Uitspraak
Rechtbank Rotterdam
[verdachte04], geboren op [geboortedatum04] 1996, te [geboorteplaats04] .
Rechtbank Rotterdam
Op 27 januari 2023 heeft de rechter-commissaris in de Rechtbank Rotterdam een vordering tot machtiging voor een bevel tot verwijdering van personen en/of voorwerpen uit een woning afgewezen. De vordering was ingediend door de officier van justitie op 18 januari 2023 en betrof de woningen aan [adres01] te Rotterdam, waar de verdachten [verdachte01] en [verdachte02] verbleven. De officier van justitie had ter onderbouwing van de vordering een proces-verbaal van de Politie eenheid Rotterdam overgelegd, maar de rechter-commissaris oordeelde dat het belang van de rechthebbende onvoldoende was onderbouwd.
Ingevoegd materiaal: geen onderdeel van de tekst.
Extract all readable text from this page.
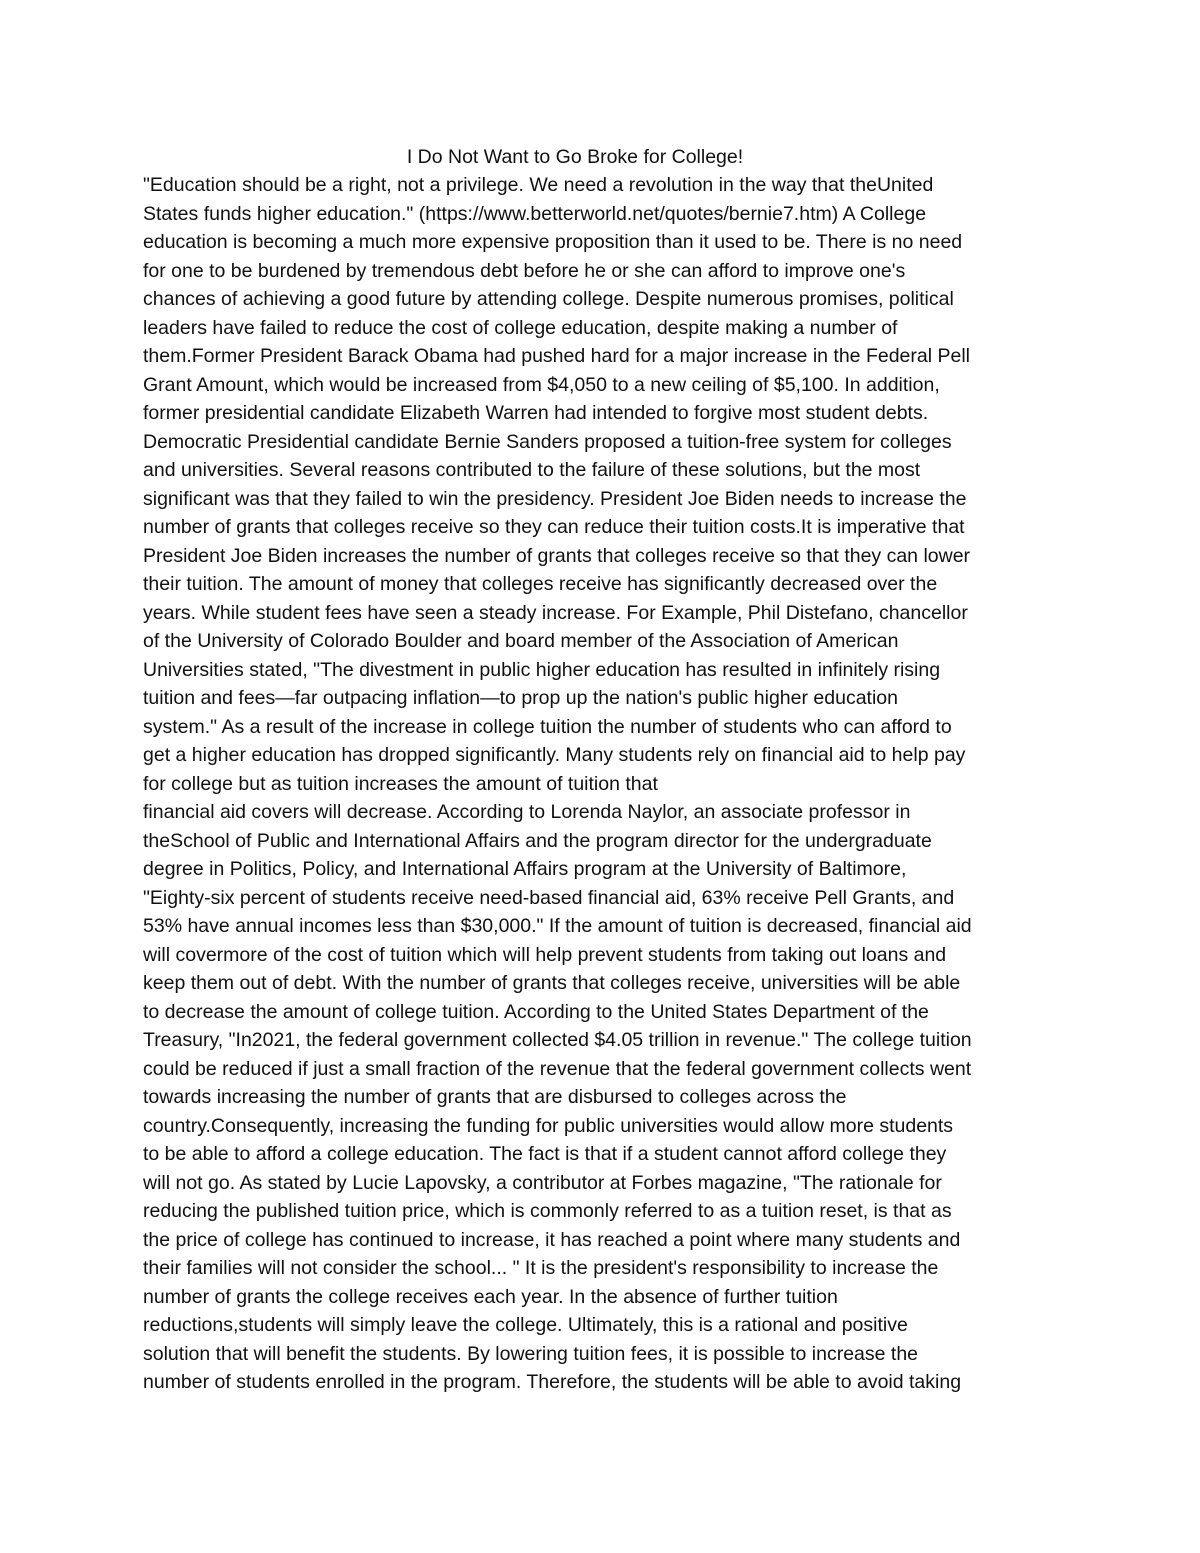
I Do Not Want to Go Broke for College!
"Education should be a right, not a privilege. We need a revolution in the way that theUnited
States funds higher education." (https://www.betterworld.net/quotes/bernie7.htm) A College
education is becoming a much more expensive proposition than it used to be. There is no need
for one to be burdened by tremendous debt before he or she can afford to improve one's
chances of achieving a good future by attending college. Despite numerous promises, political
leaders have failed to reduce the cost of college education, despite making a number of
them.Former President Barack Obama had pushed hard for a major increase in the Federal Pell
Grant Amount, which would be increased from $4,050 to a new ceiling of $5,100. In addition,
former presidential candidate Elizabeth Warren had intended to forgive most student debts.
Democratic Presidential candidate Bernie Sanders proposed a tuition-free system for colleges
and universities. Several reasons contributed to the failure of these solutions, but the most
significant was that they failed to win the presidency. President Joe Biden needs to increase the
number of grants that colleges receive so they can reduce their tuition costs.It is imperative that
President Joe Biden increases the number of grants that colleges receive so that they can lower
their tuition. The amount of money that colleges receive has significantly decreased over the
years. While student fees have seen a steady increase. For Example, Phil Distefano, chancellor
of the University of Colorado Boulder and board member of the Association of American
Universities stated, "The divestment in public higher education has resulted in infinitely rising
tuition and fees—far outpacing inflation—to prop up the nation's public higher education
system." As a result of the increase in college tuition the number of students who can afford to
get a higher education has dropped significantly. Many students rely on financial aid to help pay
for college but as tuition increases the amount of tuition that
financial aid covers will decrease. According to Lorenda Naylor, an associate professor in
theSchool of Public and International Affairs and the program director for the undergraduate
degree in Politics, Policy, and International Affairs program at the University of Baltimore,
"Eighty-six percent of students receive need-based financial aid, 63% receive Pell Grants, and
53% have annual incomes less than $30,000." If the amount of tuition is decreased, financial aid
will covermore of the cost of tuition which will help prevent students from taking out loans and
keep them out of debt. With the number of grants that colleges receive, universities will be able
to decrease the amount of college tuition. According to the United States Department of the
Treasury, "In2021, the federal government collected $4.05 trillion in revenue." The college tuition
could be reduced if just a small fraction of the revenue that the federal government collects went
towards increasing the number of grants that are disbursed to colleges across the
country.Consequently, increasing the funding for public universities would allow more students
to be able to afford a college education. The fact is that if a student cannot afford college they
will not go. As stated by Lucie Lapovsky, a contributor at Forbes magazine, "The rationale for
reducing the published tuition price, which is commonly referred to as a tuition reset, is that as
the price of college has continued to increase, it has reached a point where many students and
their families will not consider the school... " It is the president's responsibility to increase the
number of grants the college receives each year. In the absence of further tuition
reductions,students will simply leave the college. Ultimately, this is a rational and positive
solution that will benefit the students. By lowering tuition fees, it is possible to increase the
number of students enrolled in the program. Therefore, the students will be able to avoid taking
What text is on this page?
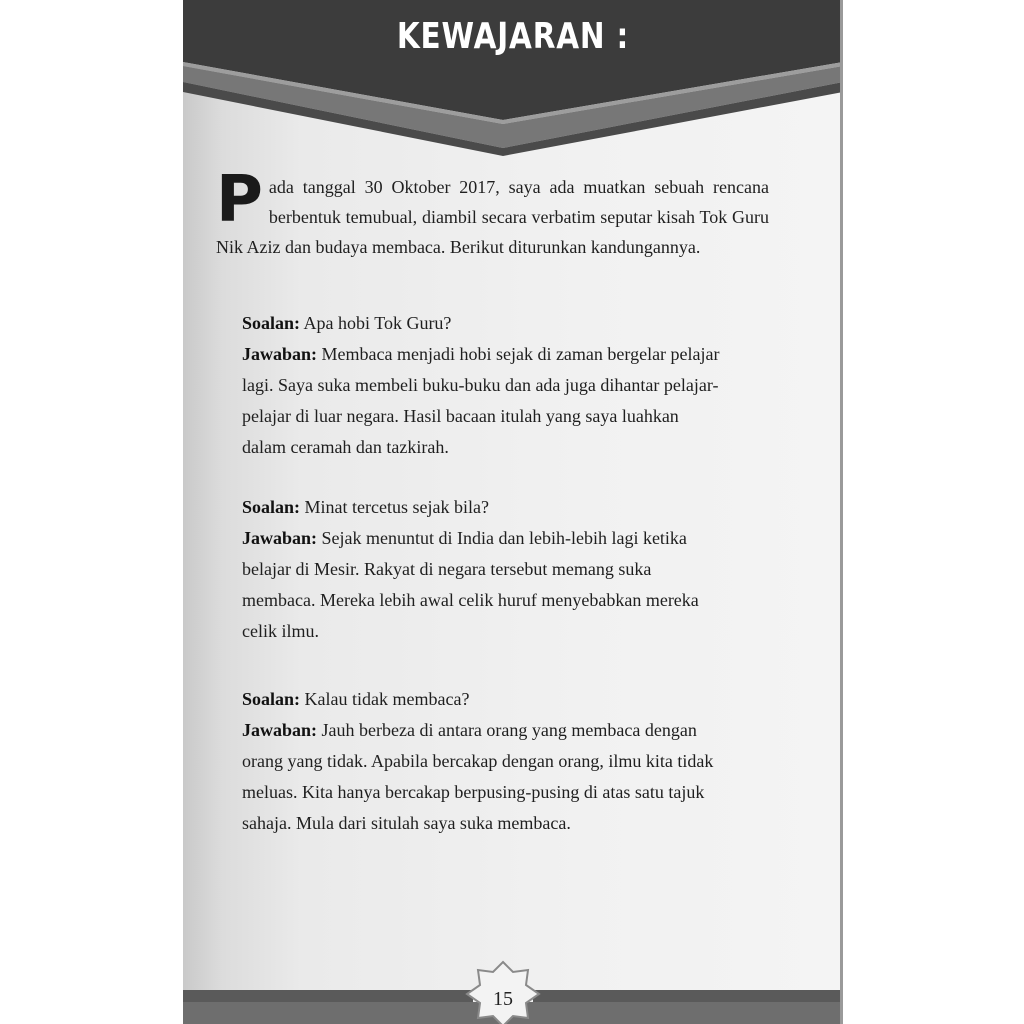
KEWAJARAN :

Pada tanggal 30 Oktober 2017, saya ada muatkan sebuah rencana berbentuk temubual, diambil secara verbatim seputar kisah Tok Guru Nik Aziz dan budaya membaca. Berikut diturunkan kandungannya.

Soalan: Apa hobi Tok Guru?

Jawaban: Membaca menjadi hobi sejak di zaman bergelar pelajar lagi. Saya suka membeli buku-buku dan ada juga dihantar pelajar-pelajar di luar negara. Hasil bacaan itulah yang saya luahkan dalam ceramah dan tazkirah.

Soalan: Minat tercetus sejak bila?

Jawaban: Sejak menuntut di India dan lebih-lebih lagi ketika belajar di Mesir. Rakyat di negara tersebut memang suka membaca. Mereka lebih awal celik huruf menyebabkan mereka celik ilmu.

Soalan: Kalau tidak membaca?

Jawaban: Jauh berbeza di antara orang yang membaca dengan orang yang tidak. Apabila bercakap dengan orang, ilmu kita tidak meluas. Kita hanya bercakap berpusing-pusing di atas satu tajuk sahaja. Mula dari situlah saya suka membaca.

15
Tijdens de zitting op 27 januari 2023 waren [verdachte01] en [verdachte02] aanwezig, terwijl de andere verdachten, [verdachte03] en [verdachte04], niet verschenen. De rechter-commissaris constateerde dat [verdachte03] en [verdachte04] niet langer op het adres woonden en dat de vordering zich voornamelijk richtte op [verdachte01] en [verdachte02]. De rechter-commissaris weegt het woonrecht van de verdachten zwaarder dan het belang van de beheerder, die stelde dat er sprake was van kraken en onrechtmatig verblijf.
De rechter-commissaris concludeerde dat er geen bewijs was dat de woning daadwerkelijk verhuurd was of dat er werkzaamheden zouden plaatsvinden. De vordering werd afgewezen, omdat de beheerder niet voldoende bewijs had geleverd voor zijn claims. De beslissing werd genomen door mr. J.J.J. Schols, rechter-commissaris, en het Openbaar Ministerie heeft de mogelijkheid om binnen 14 dagen hoger beroep in te stellen.